Beschwerde wird weitergezogen

Konolfingen: Die Umsetzung der Schullandschaft Stalden kommt nicht voran. Die Beschwerdeführer wollen die strittigen Punkte von einem Gericht beurteilt wissen.

«Weitere Verzögerung in der Schullandschaft Stalden. Die Beschwerdeführenden akzeptieren den Entscheid der Direktion des Innern und Justiz (DIJ) nicht und ziehen weiter», schreibt der Gemeinderat Konolfingen in einer Medienmitteilung. Die nächste Instanz ist das Verwaltungsgericht. Bis jetzt wurde die Beschwerde vom Regierungsstatthalteramt, vom kantonalen Amt für Gemeinden und Raumordnung (AGR) und nun von der DIJ geprüft. Sie alle wiesen die Beschwerde in allen Punkten ab. 

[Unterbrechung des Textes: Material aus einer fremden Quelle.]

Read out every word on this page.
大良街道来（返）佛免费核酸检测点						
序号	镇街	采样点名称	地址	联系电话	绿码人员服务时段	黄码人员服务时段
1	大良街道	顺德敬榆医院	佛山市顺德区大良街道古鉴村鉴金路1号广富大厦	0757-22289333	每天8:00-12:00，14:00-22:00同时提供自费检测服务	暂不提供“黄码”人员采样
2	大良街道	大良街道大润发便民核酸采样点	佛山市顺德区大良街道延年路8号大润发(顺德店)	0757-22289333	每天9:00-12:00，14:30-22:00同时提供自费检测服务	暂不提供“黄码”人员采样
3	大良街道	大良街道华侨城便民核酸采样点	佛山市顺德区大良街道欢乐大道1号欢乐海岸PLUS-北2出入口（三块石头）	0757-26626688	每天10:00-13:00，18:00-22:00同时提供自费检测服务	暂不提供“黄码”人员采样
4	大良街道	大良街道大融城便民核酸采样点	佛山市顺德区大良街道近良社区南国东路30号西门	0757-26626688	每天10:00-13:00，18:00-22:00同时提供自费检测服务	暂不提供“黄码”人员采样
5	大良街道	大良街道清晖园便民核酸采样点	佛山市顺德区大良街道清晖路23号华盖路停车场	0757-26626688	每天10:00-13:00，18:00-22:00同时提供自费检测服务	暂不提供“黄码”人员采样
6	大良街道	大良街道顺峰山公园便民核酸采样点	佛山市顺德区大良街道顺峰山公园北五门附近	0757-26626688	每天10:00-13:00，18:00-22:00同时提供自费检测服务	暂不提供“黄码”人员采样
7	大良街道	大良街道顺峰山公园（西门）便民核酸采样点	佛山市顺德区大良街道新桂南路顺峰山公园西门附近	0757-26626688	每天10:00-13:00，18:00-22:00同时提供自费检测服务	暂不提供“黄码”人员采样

Inhaltlich geht es vor allem um eine von den Beschwerdeführenden geforderte Nachzählung der im November 2018 äusserst knapp ausgegangenen Abstimmung über die Schullandschaft Stalden. Gegenstand der Abstimmung: eine Zentralisierung der Schule und ein damit verbundener Bau eines neuen Schulgebäudes in Stalden.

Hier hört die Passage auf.